Just when you thought our long national nightmare was over...they're back!!! The bickering, battling and increasingly litigious Teutuls, the bike-building family that lately has sucked all the fun out of dysfunctional, are returning to television. Say it ain't so! After seven years and 169 increasingly interminable episodes, it looked like "American Chopper" was finally headed for Rerun Heaven, but the Discovery Channel pulled an about-face and booked the series for yet another season.

http://www.youtube.com/watch?v=gP5tg0RLAg4&feature=youtu.be

Subtitled "Senior vs. Junior," the new installments begin Monday, April 25, and will feature father-son build-offs aimed at finding out, "Who's the better builder," we're told in a 30-second promo for the show. Other principals in the Great Second Coming of the Chopper have gone subterranean – Jesse James and his wandering willie shuffled off to Texas after West Coast Choppers went belly-up; Billy Lane of Chopper's Inc. fame sits moldering in jail, as he will for the next four years, found guilty of killing a moped rider while driving drunk – but the Teutuls refuse to do the right thing and simply fade away.

Actually, the old man needs the work. Since splitting with son Paulie in 2008 and suing to recoup Junior's 20-percent share of Orange County Choppers, it's been a downhill ride for the 61-year-old. OCC's massive new headquarters, a 100,000-square-foot, $12-million edifice opened with great fanfare just three years ago, is now reportedly in foreclosure. No wonder some of Senior's extensive collection of hot-rods, muscle cars and classic British motorcycles have quietly been listed on eBay over the past six months.

Curiously, last month Teutul announced plans for a smaller, 25,000-square-foot operation right next door to the current OCC building. As reported by upstate New York's Times Herald-Record, there are suspicions that Teutul plans to move into the new building and abandon the present headquarters to foreclosure. "To members of a local economic development agency being asked to provide tax breaks for the project, the proposal doesn't pass the smell test," wrote the newspaper.

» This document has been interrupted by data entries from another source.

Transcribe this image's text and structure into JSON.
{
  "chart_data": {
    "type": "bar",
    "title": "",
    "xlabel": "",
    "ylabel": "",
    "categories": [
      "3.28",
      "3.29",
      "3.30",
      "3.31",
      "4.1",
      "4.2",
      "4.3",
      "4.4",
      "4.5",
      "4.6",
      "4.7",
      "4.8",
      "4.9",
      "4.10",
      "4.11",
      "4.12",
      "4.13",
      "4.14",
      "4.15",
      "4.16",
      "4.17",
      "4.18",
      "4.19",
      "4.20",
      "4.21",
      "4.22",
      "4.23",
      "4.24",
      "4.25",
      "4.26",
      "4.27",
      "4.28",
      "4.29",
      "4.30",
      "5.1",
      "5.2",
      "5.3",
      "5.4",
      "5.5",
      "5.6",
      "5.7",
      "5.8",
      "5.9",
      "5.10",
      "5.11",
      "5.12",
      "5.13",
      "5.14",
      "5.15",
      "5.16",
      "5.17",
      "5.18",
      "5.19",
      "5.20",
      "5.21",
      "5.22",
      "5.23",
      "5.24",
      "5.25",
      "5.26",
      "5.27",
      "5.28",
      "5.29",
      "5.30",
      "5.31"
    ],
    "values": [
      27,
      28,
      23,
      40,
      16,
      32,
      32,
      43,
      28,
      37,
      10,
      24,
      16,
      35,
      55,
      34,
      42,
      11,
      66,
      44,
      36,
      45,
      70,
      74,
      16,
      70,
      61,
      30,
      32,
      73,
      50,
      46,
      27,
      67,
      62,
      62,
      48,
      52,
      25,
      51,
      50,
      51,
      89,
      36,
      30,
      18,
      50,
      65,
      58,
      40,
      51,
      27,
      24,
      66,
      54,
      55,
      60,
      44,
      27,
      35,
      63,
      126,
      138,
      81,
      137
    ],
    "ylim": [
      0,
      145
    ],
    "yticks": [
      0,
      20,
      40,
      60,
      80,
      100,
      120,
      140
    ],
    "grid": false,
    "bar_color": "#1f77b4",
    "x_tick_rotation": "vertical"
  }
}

The paper also noted that the Teutuls have a track record of dodgy behavior with business creditors. In 2005 a bankruptcy trustee filed a complaint suggesting that the family had transferred assets from their O.C. Iron Works steel-fabrication operation to a similar business before filing for bankruptcy on the original company. The complaint was settled for $550,000.

Nor is the bike shop's foreclosure Senior's only newsworthy misstep. This past February his name was made public in connection with an illegal drug-distribution investigation. A weightlifting aficionado seen almost constantly in sleeveless shirts that show off his bulging, tatted-up biceps, Teutul apparently purchased almost $52,000 worth of steroids and human growth hormone between 2003-06 from a company called Powermedica. The man who wrote the prescriptions, a dentist with a previously revoked license, was just sentenced to four years' imprisonment.

Who knew? One of cable television's longest-running series, fueled by 'roid rage?